Glauco Mattoso, um dia chego lá. Se eu não desistir antes.
Inescrupulosamente me chamo de poeta. Na verdade, eu adotei
isso quando, mais novo e um poema mais outro, alguém me chamou de poeta e eu
ingenuamente acreditei. E quando acreditei nisso, arrogante, dei a escrever
mais poesias. E, mais arrogante, faço isso até hoje.
Gostar de poesia sempre gostei. Sempre estiveram em minha
estante gente do calibre de Camões e Vinicius de Moraes. Logo fui conhecendo
Pessoa, Augusto dos Anjos, Gregório, Bocage e cheguei a Glauco Mattoso. De um
lirismo puro, romântico e etéreo cheguei à lama, à sujeira e ao escárnio. Sei
que posso chegar ao alto de novo, mas o chulo e o irreverente do rés do chão
não me desagrada. Talvez seja esse o problema. De qualquer forma, lendo os
líricos ou os chulos, a poesia faz parte de mim, mas me acometeu esse efeito
colateral de me achar poeta. E outro, que é escrever.

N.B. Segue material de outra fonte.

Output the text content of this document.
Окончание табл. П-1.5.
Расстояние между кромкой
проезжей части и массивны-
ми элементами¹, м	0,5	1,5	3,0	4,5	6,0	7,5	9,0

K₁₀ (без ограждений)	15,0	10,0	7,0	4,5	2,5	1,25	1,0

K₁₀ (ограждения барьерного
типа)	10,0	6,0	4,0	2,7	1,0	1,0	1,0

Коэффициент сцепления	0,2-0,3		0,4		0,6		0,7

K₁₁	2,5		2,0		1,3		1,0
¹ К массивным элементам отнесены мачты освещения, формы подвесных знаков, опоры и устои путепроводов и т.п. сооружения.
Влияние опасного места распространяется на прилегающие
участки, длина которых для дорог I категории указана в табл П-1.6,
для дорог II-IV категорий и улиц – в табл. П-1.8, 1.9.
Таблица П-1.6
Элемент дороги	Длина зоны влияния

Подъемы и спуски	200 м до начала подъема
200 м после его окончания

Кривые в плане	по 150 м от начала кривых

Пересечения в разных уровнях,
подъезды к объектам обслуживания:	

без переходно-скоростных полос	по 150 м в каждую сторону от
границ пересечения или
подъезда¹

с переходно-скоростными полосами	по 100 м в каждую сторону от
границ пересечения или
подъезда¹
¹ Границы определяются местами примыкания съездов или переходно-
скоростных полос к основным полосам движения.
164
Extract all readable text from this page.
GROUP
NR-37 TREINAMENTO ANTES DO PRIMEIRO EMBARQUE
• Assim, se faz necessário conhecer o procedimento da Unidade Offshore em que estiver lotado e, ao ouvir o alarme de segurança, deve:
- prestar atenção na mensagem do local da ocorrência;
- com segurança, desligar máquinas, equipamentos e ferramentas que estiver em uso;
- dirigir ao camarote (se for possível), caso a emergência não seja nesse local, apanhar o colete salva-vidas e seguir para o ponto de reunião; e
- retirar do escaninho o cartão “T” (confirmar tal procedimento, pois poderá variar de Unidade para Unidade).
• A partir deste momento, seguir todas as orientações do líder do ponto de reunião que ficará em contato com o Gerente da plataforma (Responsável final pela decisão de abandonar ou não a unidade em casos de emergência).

Mas foi lendo especialmente Glauco Mattoso que a coisa me
fez um mal estranho. Explicando rapidamente quem é o rapaz, trata-se de um
excelente poeta, sonetista, cego e que, na falta de visão, passou a escrever
incessante. Nessa, o rapaz chegou a mais de cinco mil sonetos. A maioria muito
bons, mas com chulice, pornografia e fetiche à mesma proporção da genialidade e
do rigor métrico, coisas que definem os grandes poetas e me excluem desse
grupo. Seja como for, inspirado pelo bardo cego fescenino, resolvi eu me meter
a escrever sonetos até onde aguentasse. Mais uma vez, arrogante, achei que
poderia dobrar os cinco mil como ele. Houve um grande problema, no entanto: A
falta de inspiração.
Claro que da mesma forma que Roma não foi construída num
único dia, Glauco não escreveu seus cinco mil sonetos numa sentada. Nem teria
como. Mas tem vezes que numa sentada não sai absolutamente nada. Tento escrever
e um verso, um único verso, me faz festejar. A mente exaure, a inspiração seca.
Não sei se Glauco tem esse problema. Acho que não. Só sei que nesse exato
momento cheguei a 1190 sonetos – começados há quase dois anos com maiores e
menores interrupções – e me falta material pra continuar. Falta-me
completamente a poesia.
Quero escrever mais sonetos, mas já conclui não serem tão
sonetos assim. Falta métrica, falta tonicidade em sílabas, mas tem sua forma.
No entanto, falta inspiração. A fonte secou. Nem lendo o próprio Glauco vem uma
luz, um insight, uma ideia que garanta um soneto a mais.
Falta a poesia. E quando falta a poesia é que eu noto o quão
arrogante sou me chamando de poeta. O quanto esse dom que imagino ter não
existe. Surge a dúvida. Será que devo parar? O que eu faço com toda poesia que
fiz (ou cometi) até aqui? Será que devo renunciar a isso? Agora que me falta a
poesia e eu, humildemente, volto ao mundo dos mortais do qual não devia ter
saído, a reflexão é dura. Falta-me a poesia e escasseiam os sonetos. Deverão
vir? Escrevo outro – e outros – caso a ideia volte a vicejar? Quando me falta a
poesia, o senso critico parece um verdadeiro déspota a rasgar todo esboço que
encontra. Caio da arrogância poética à dureza apoética em velocidade sônica. E
me machuco.
Agora me falta a poesia e aqui escrevo uma crônica, uma
forma diferente de poesia. Uma forma marginal de raspar qualquer inspiração que
vier para que eu faça sonetos. A crônica é uma forma de me manter no chão sem
querer escalar aos céus da poesia, lugar que, aqui do chão, eu penso não
pertencer.
Enquanto escrevo essa crônica, a cabeça fervilha. Um soneto
timidamente sussurra. Um verso se constrói solto esperando ser encaixado num
soneto que aparecer. Qualquer um, não precisa ser o melhor deles. Sinto-me como
se quisesse escalar outra vez o Olimpo dos poetas ao mesmo tempo que me
recrimino. Não posso ir, mas quero. Não é meu lugar, mas quero teimosamente
entrar na festa que não fui convidado. Quero conversar com Vinicius num soneto
como quero contestar Bilac num verso. Eu não devia, mas enquanto a poesia
volta, um outro soneto firma pé. E ao passo que odeio isso também me excita a
continuar a escalada clandestina. E assim sigo.